#17 : Bersaing

273 42 12
                                    

Hari Minggu jam sembilan pagi Chandra tergopoh-gopoh bersiap diri untuk meninggalkan rumah menuju kosan Meilin. Semalaman ia tidak bisa tidur karena berita mengejutkan dari sahabatnya, ah maksudnya calon istri?! Iya, dokter kandungan itu kembali meneruskan tekatnya yang sempat tertunda. Semoga, semoga saja ia tidak sampai kehilangan kesempatan kedua.
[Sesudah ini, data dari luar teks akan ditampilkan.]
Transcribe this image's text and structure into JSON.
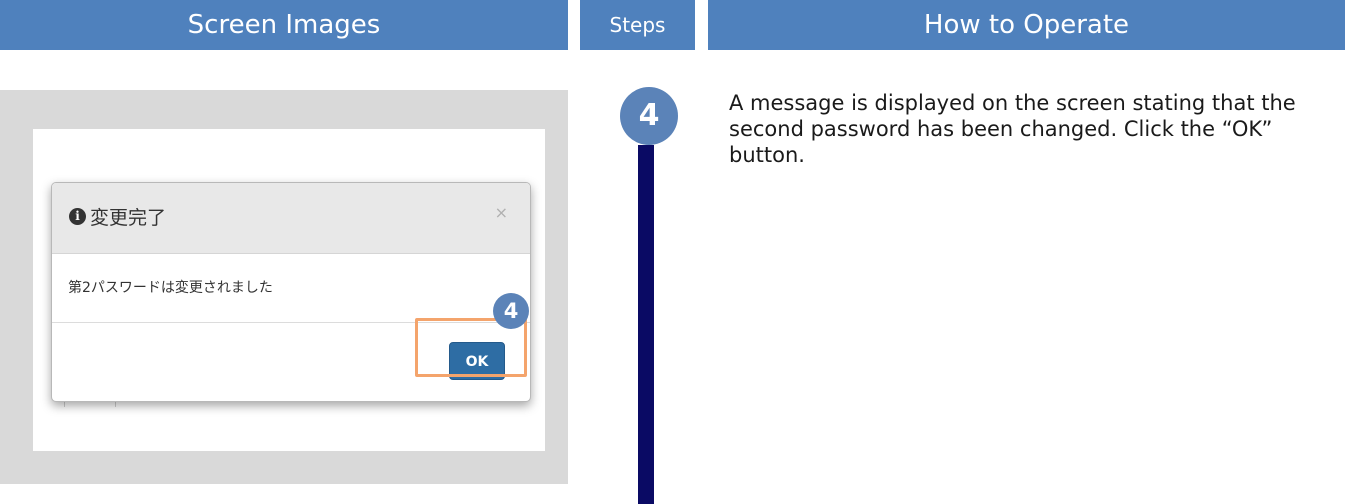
{
  "headers": {
    "screen_images": "Screen Images",
    "steps": "Steps",
    "how_to_operate": "How to Operate"
  },
  "dialog": {
    "title": "変更完了",
    "close_symbol": "×",
    "message": "第2パスワードは変更されました",
    "ok_label": "OK",
    "info_icon_glyph": "i"
  },
  "callout": {
    "step_number": "4",
    "highlight_color": "#f4a46c"
  },
  "step": {
    "number": "4",
    "line_color": "#0a0a64",
    "badge_color": "#5b83b8"
  },
  "instruction": {
    "text": "A message is displayed on the screen stating that the second password has been changed. Click the “OK” button."
  },
  "theme": {
    "header_color": "#4f81bd",
    "screen_bg_color": "#d9d9d9",
    "button_color": "#2e6da4"
  }
}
Setelah pamit dan meminta restu pada orang tua. Chandra langsung menekan pedal gas membawa mobil miliknya membelah lalu lalang kendaraan di pagi hari.

Chandra melihat tidak sabaran ke arah rambu lalu lintas yang masih setia berwarna merah. Pagi ini enam puluh detik baginya terasa sangat lama, sempat terlintas di benaknya untuk menerobos rambu tersebut layaknya pekerja kantor yang takut telat masuk kerja.

Lampu berwarna kuning, tangannya bergerak memindah angka perseneling dan menekan pedal gas tepat saat lampu berubah hijau. Baru terbesit dalam otaknya tentang kenapa ia tidak menggunakan motor saja?! Chandra berdecak menyalahkan idenya yang baru saja muncul.

Melihat pertigaan menuju kos sudah di depan mata, Chandra semakin menambah laju kendaraan beroda empatnya. Untung hari minggu, jalanan komplek masih sepi tanpa ada ibu-ibu yang sibuk merumpi.

Setelah membelokkan setir, senyum di wajah Chandra berangsur sirna ketika sepasang netranya melihat sebuah mobil terparkir di depan gedung kos gadis yang akan ia temui.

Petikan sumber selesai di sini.